Volgens de Wet hersteloperatie toeslagen moet de Belastingdienst binnen twaalf maanden een besluit nemen over compensatie van ouders die zijn gedupeerd door de toeslagenaffaire. Omdat deze termijn niet gehaald wordt, stappen steeds meer ouders naar de rechter. Maar die kan hen niet helpen, zo bleek op 14 april.
De wetgever belooft gedupeerde ouders iets wat niet waargemaakt kan worden. En de bestuursrechter heeft daarvoor geen oplossing Dat is de wrange conclusie van de rechtbank Midden-Nederland in een uitspraak over de trage besluitvorming bij het herstel van de kinderopvangtoeslagaffaire.
Naar de rechter
De Uitvoeringsorganisatie Herstel Toeslagen (UHT) voert de hersteloperatie van de toeslagenaffaire uit. In de praktijk blijkt dat alle ouders lang moeten wachten op een beslissing in hun zaak. Steeds meer ouders stappen daarom naar de rechter. Dit verergert echter het probleem: de rechter legt een nieuwe beslistermijn op van twaalf weken waardoor het UHT zich gedwongen ziet de dossiers van bezwaarmakers met voorrang te behandelen. Het betekent dat andere ouders nog langer moeten wachten. Een deel van hen stapt daarom alsnog naar de rechter.
Wet aangenomen
Uit de voortgangsrapportages die de staatssecretaris sinds 2020 ieder kwartaal naar de Tweede Kamer stuurt, blijkt dat de planning van de UHT en de mogelijkheid om tijdig op aanvragen te beslissen al vanaf begin 2021 steeds verder onder druk kwamen te staan. Dit werd steeds erger. In de zomer van 2022 bleek al dat het voor 32.000 aanvragen niet is gelukt om binnen de termijn te beslissen. Ondanks dit beeld uit de voortgangsrapportages en ondanks kritische vragen van enkele Tweede Kamerfracties, is de nieuwe Wet hersteloperatie toeslagen eind vorig jaar aangenomen. In die wet zijn de beslistermijnen opgenomen die nu steeds niet worden gehaald.
Uitspraak
Dat was voor de rechtbank Midden-Nederland aanleiding om vier zaken te selecteren voor een behandeling op een zitting van de meervoudige kamer. Die zitting vond op 24 maart plaats, de uitspraak was op 14 april. De rechtbank kan geen andere conclusie trekken dan dat de wetgever heel bewust een regeling met feitelijk onhaalbare beslistermijnen heeft aanvaard. De rechtbank wijst erop dat het niet de rechter is, maar juist de wetgever zelf die hier iets aan kan doen. De rechtbank kan zelf niets doen om de hersteloperatie als geheel te versnellen, en heeft beperkte mogelijkheden om in individuele gevallen een besluit af te dwingen.

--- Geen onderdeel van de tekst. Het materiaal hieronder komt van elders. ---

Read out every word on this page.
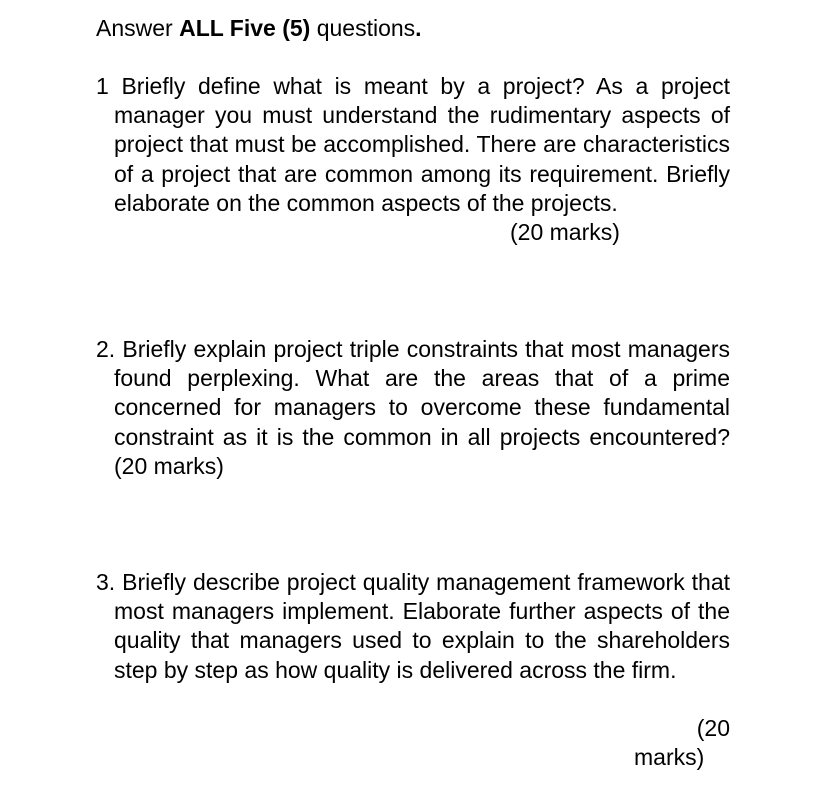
Answer ALL Five (5) questions.
1 Briefly define what is meant by a project? As a project manager you must understand the rudimentary aspects of project that must be accomplished. There are characteristics of a project that are common among its requirement. Briefly elaborate on the common aspects of the projects.
(20 marks)
2. Briefly explain project triple constraints that most managers found perplexing. What are the areas that of a prime concerned for managers to overcome these fundamental constraint as it is the common in all projects encountered? (20 marks)
3. Briefly describe project quality management framework that most managers implement. Elaborate further aspects of the quality that managers used to explain to the shareholders step by step as how quality is delivered across the firm.
(20
marks)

De rechtbank vindt het belangrijk dat de UHT haar capaciteit inzet voor goede en zorgvuldige besluiten, die op volgorde van aanvraag kunnen worden genomen. Daarmee laat de rechtbank de collectieve belangen van alle gedupeerde ouders die in afwachting zijn van een beslissing van de UHT zwaarder wegen dan de belangen van de selectie van gedupeerde ouders die naar de rechtbank stappen omdat in hun dossier de beslistermijn is overschreden. Dit is niet alleen eerlijker voor de groep van gedupeerde ouders als geheel, maar voorkomt ook dat de beroepsprocedures vanwege niet tijdig beslissen de processen bij de UHT en de rechtspraak steeds meer gaan bepalen.
Nieuwe termijn
De rechtbank zal voortaan als uitgangspunt hanteren dat de Belastingdienst/Toeslagen in UHT-zaken tot 1 juli 2024 de tijd krijgt om een besluit te nemen. Deze nieuwe termijn geldt voor alle gedupeerde ouders die bij de rechtbank Midden-Nederland een procedure hebben lopen of nog starten. Op de website van UHT staat een planning die ook geldt voor ouders die niet procederen. Met deze beslissing sluit de rechtbank aan bij die planning.